Hillcrest High pair compete at speech and debate nationals; Liu wins second place, scholarshipOct 04, 2021 01:25PM ● By Julie Slama
Hillcrest High senior Zoe Liu finished second at the National Speech & Debate Tournament, which was held online in June. (Screenshot courtesy of Zoe Liu)
By Julie Slama | [email protected]
This school year, senior Zoe Liu doesn’t have lofty goals to win nationals in debate. Instead, the Hillcrest High student, who finished second nationally this past summer, said although she will compete in Lincoln-Douglas, her attention will turn to her teammates.
“Rather than focusing a ton on competing, I'm planning on spending more of my effort supporting my underclassmen and helping them succeed at competitions this year,” Liu said.
Liu, of Sandy, along with her teammate, junior Priyanka Mathews, also of Sandy, competed at the National Speech & Debate Tournament, which was held online in June.
Liu, who began debating in fifth grade, competed in the Big Questions debate format.
Big Questions is a solo event, where she prepared for both sides of the argument in advance. During the competition, she was assigned a side for each 40-minute round. Then, each side gives a total of four speeches—one pre-written constructive speech and then three responding speeches that are made on the spot. After the first two speeches, there are two question periods.
“Our topic was ‘Mathematics was discovered, not invented,’” she said. “This year, on the affirmative, my arguments surrounded the idea that quantities and shapes exist even without human observation. On the negation, my arguments more surrounded the idea of how math is not simply the existence of quantities and shapes but the active manipulation of them which requires human invention.”
This was her third time qualifying for nationals, but since she wasn’t able to compete her freshman year, she has only competed twice. Both national experiences have been online because of the COVID-19 pandemic.
“I decided to do Big Questions because I thought the format, being a bit more philosophical than other debate formats, was really interesting. It's also a bit more reasoning-based rather than research-based compared to other forms of debate which definitely intrigued me,” she said.
Her competition began June 14 and after advancing, she competed every day for four days.
“I was mostly excited and nervous,” she said, adding that there were 50 competitors in her event. “I was pretty excited when I was announced as a finalist.”
Then, after finals, she watched the announcement that she finished second, and earned a scholarship of $2,500.
“I was definitely really happy,” said Liu, who also recently was named a National Merit semifinalist.
Her Hillcrest teammate participated in nationals in Informative Speaking in what was her third tournament competing in that competition; in her second competition she won the state title.
Mathews has been involved in debate since her freshman year. As a ninth grader, she competed in Congress and last school year, started in Lincoln-Douglas.
“I actually did a lot more of speech work in middle school, and I was wanting to transition into that,” she said. “Informative (speaking) is also something I’m interested in with science, so I decided to give that a go.”
Mathews dove into scientific research before emerging with her topic CRISPR (Clustered Regularly Interspaced Short Palindromic Repeat) genetic engineering.
“Within the science community, it’s really kind of a hot topic right now. My outlook on this was to give people a sense of the science behind it—but with genetic engineering, there’s a lot of controversies about it—so I really wanted to include some ethical material as well,” she said, adding that she would like to pursue studying biochemistry in college.
Mathews recorded her speech for her first tournament and again for the state preliminary round, before giving it live, though virtual, for state finals.
Mathews said it was her choice to deliver it live.

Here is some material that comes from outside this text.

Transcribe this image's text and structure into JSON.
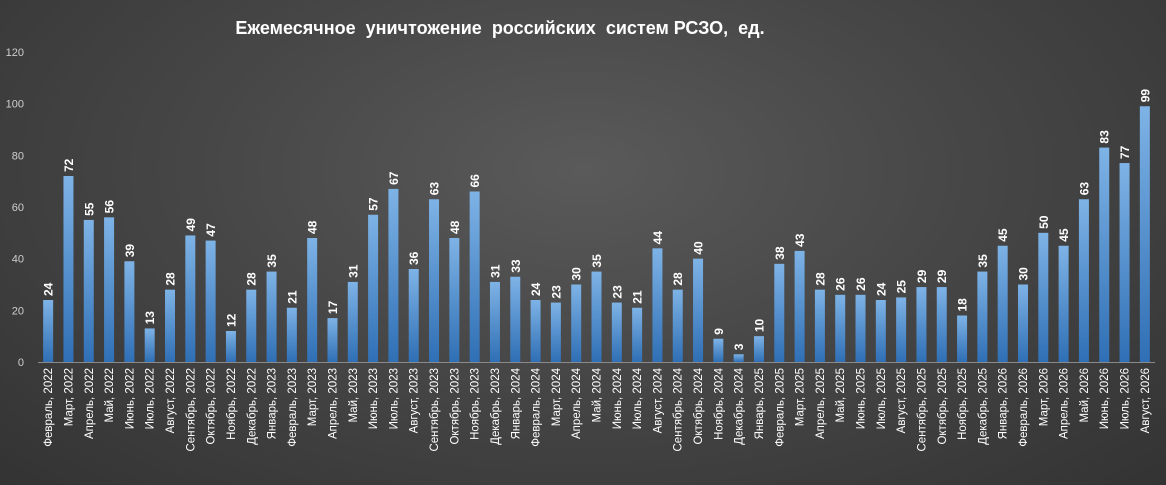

“I wanted to challenge myself and I didn’t feel like I would really be a deserving win if I didn’t go in and do it live,” she said, adding that she was thrilled to win state. “I was pretty shocked, I was ecstatic. Honestly, it was amazing, and I was definitely excited for the opportunity to move on to nationals and to experience that level of competition.”
Mathews’ competition was held June 15-16. In each of the five preliminary rounds, competitors listened to one another’s 10-minute speech; each speech also had a visual aid, which she learned hers was hard to see virtually.
While she didn’t advance, Mathews was glad she competed and it has motivated her for this year.
“I got to see the best of the best in terms of informative speakers in the nation. I feel like it gave me a better perspective. Some of those were awesome speakers; it’s so inspiring to see,” Mathews said, adding that she already has been reading various science articles for her informative speech this coming year.
Mathews also wants to try her hand at Lincoln-Douglas again to improve her debating skills.
Hillcrest will be competing under a new head coach as Emily Kunz took over from interim coach Ron Hill.